Heading: Compliance with authorization

Text: 24 Armone and Gallo also challenge the use of evidence derived from electronic surveillance of the home and phone of co-defendant Angelo Ruggiero. Between November 1981 and June 1982, six orders were issued by the United States District Court for the Eastern District of New York authorizing the government to conduct electronic surveillance of the home and phone of Ruggiero. Neither Armone nor Gallo were named as targets of the surveillance.
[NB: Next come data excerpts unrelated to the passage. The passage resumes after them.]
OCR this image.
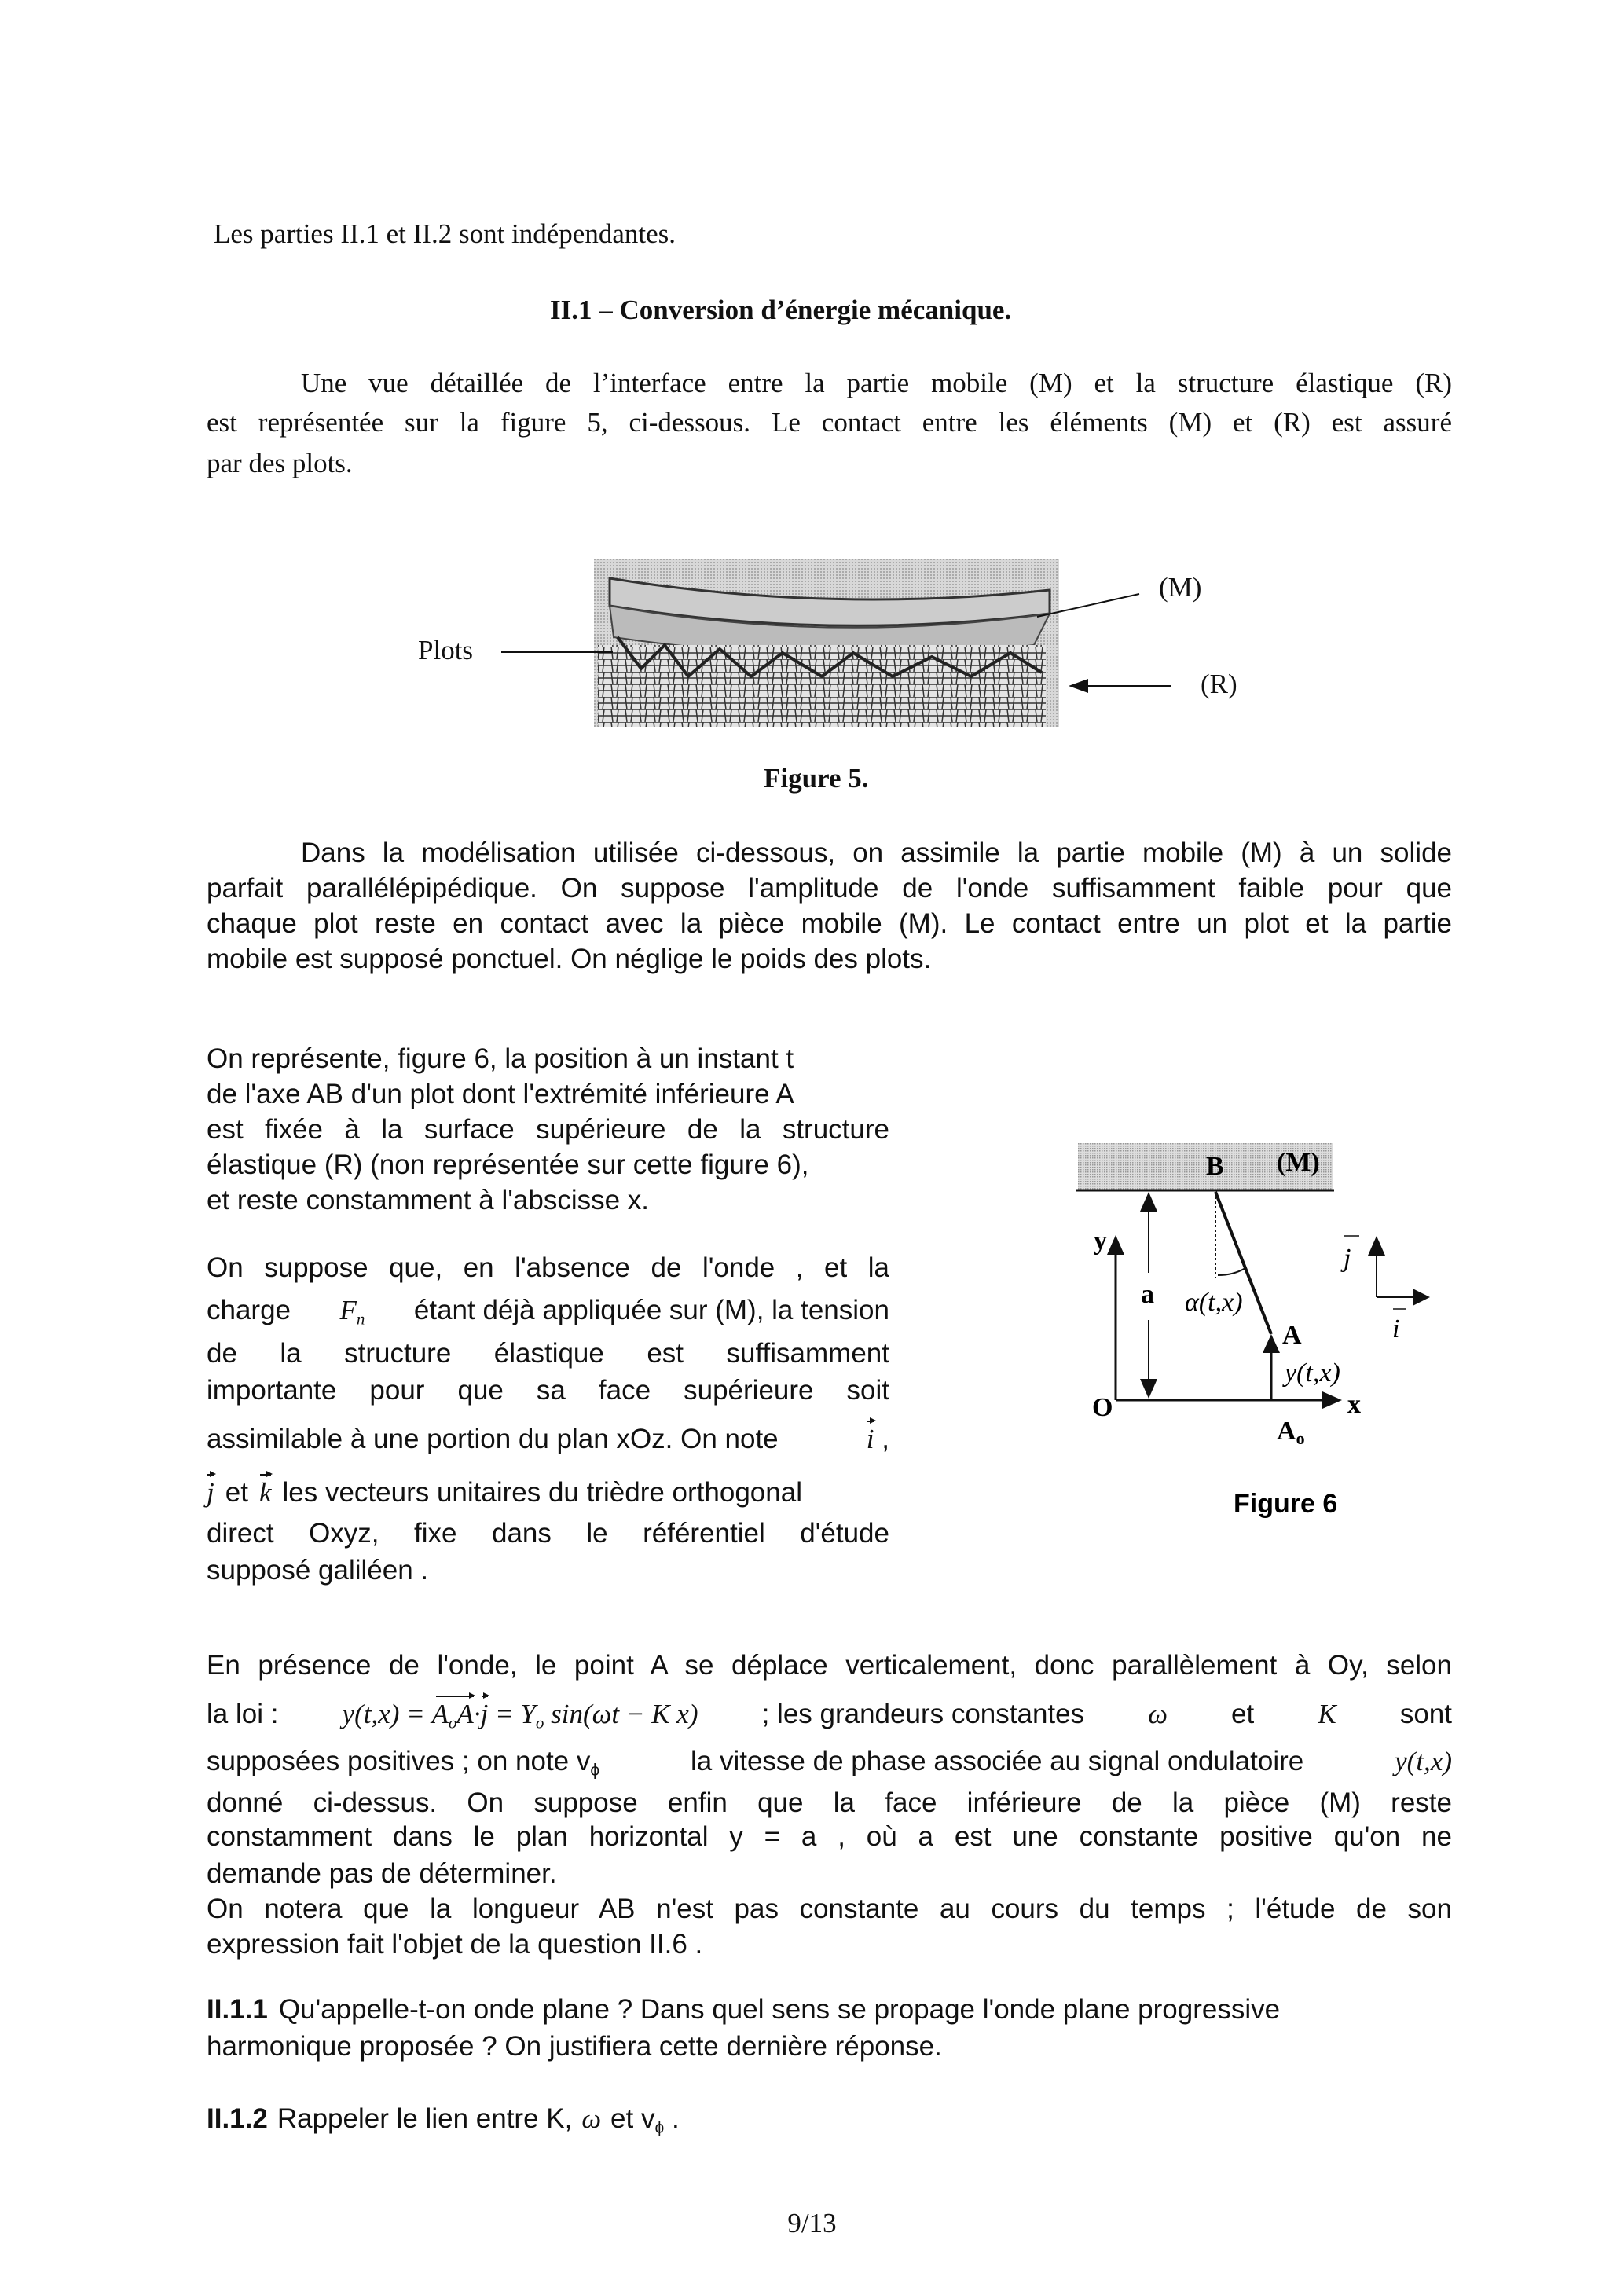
Les parties II.1 et II.2 sont indépendantes.
II.1 – Conversion d’énergie mécanique.
Une vue détaillée de l’interface entre la partie mobile (M) et la structure élastique (R)
est représentée sur la figure 5, ci-dessous. Le contact entre les éléments (M) et (R) est assuré
par des plots.
(M)
Plots
(R)
Figure 5.
Dans la modélisation utilisée ci-dessous, on assimile la partie mobile (M) à un solide
parfait parallélépipédique. On suppose l'amplitude de l'onde suffisamment faible pour que
chaque plot reste en contact avec la pièce mobile (M). Le contact entre un plot et la partie
mobile est supposé ponctuel. On néglige le poids des plots.
On représente, figure 6, la position à un instant t
de l'axe AB d'un plot dont l'extrémité inférieure A
est fixée à la surface supérieure de la structure
élastique (R) (non représentée sur cette figure 6),
et reste constamment à l'abscisse x.
On suppose que, en l'absence de l'onde , et la
charge $F_n$ étant déjà appliquée sur (M), la tension
de la structure élastique est suffisamment
importante pour que sa face supérieure soit
assimilable à une portion du plan xOz. On note	i ,
j et k les vecteurs unitaires du trièdre orthogonal
direct Oxyz, fixe dans le référentiel d'étude
supposé galiléen .
B (M)
y
O	x
a α(t,x)
A
y(t,x)
Ao
j
i
Figure 6
En présence de l'onde, le point A se déplace verticalement, donc parallèlement à Oy, selon
la loi : $y(t,x) = A_oA\cdot j = Y_o$ sin(ωt − K x) ; les grandeurs constantes ω et K sont
supposées positives ; on note $v_\phi$	la vitesse de phase associée au signal ondulatoire	y(t,x)
donné ci-dessus. On suppose enfin que la face inférieure de la pièce (M) reste
constamment dans le plan horizontal y = a , où a est une constante positive qu'on ne
demande pas de déterminer.
On notera que la longueur AB n'est pas constante au cours du temps ; l'étude de son
expression fait l'objet de la question II.6 .
II.1.1 Qu'appelle-t-on onde plane ? Dans quel sens se propage l'onde plane progressive
harmonique proposée ? On justifiera cette dernière réponse.
II.1.2 Rappeler le lien entre K, ω et $v_\phi$ .
9/13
The order issued on April 5, 1982 specified, inter alia, that the [i]nterception ... be suspended immediately when it is determined ... that none of the named interceptees ... are participants in the oral or wire conversations. Armone and Gallo contend that the government failed to comply with this restriction, and thus, all of the Ruggiero surveillance should be suppressed. We disagree. 25 Title 18 U.S.C. Sec. 2518(10)(a)(iii) provides that [a]ny aggrieved person may make a motion to suppress wiretap evidence when the interception was not made in conformity with the order of authorization. This provision, however, is to be construed in accordance with standing requirements usually applied to suppression claims under the fourth amendment. Alderman v. United States, 394 U.S. 165, 175-76 & n. 9, 89 S.Ct. 961, 967-68 n. 9, 22 L.Ed.2d 176 (1969); see S.Rep. No. 1097, 90th Cong., 2d Sess., reprinted in 1968 U.S.Code Cong. & Admin.News 2112, 2179-80. The Supreme Court has held that suppression of the product of a Fourth Amendment violation can be successfully urged only by those whose rights were violated by the search itself, not by those who are aggrieved solely by the introduction of damaging evidence. Alderman, 394 U.S. at 171-72, 89 S.Ct. at 965-66. Here, the arguments advanced by Armone and Gallo do no more than assert Ruggiero's own right to minimize the surveillance of his home and phone. Defendants were not named as targets of the surveillance, nor were they part of the conversations that allegedly exceeded the restrictions contained in the authorizing order. Applying the usual standards governing claims of fourth amendment violations, we find that Armone and Gallo lack standing to contest the Ruggiero surveillance. See United States v. Fury, 554 F.2d 522, 526 (2d Cir.), cert. denied, 433 U.S. 910, 97 S.Ct. 2978, 53 L.Ed.2d 1095 (1977).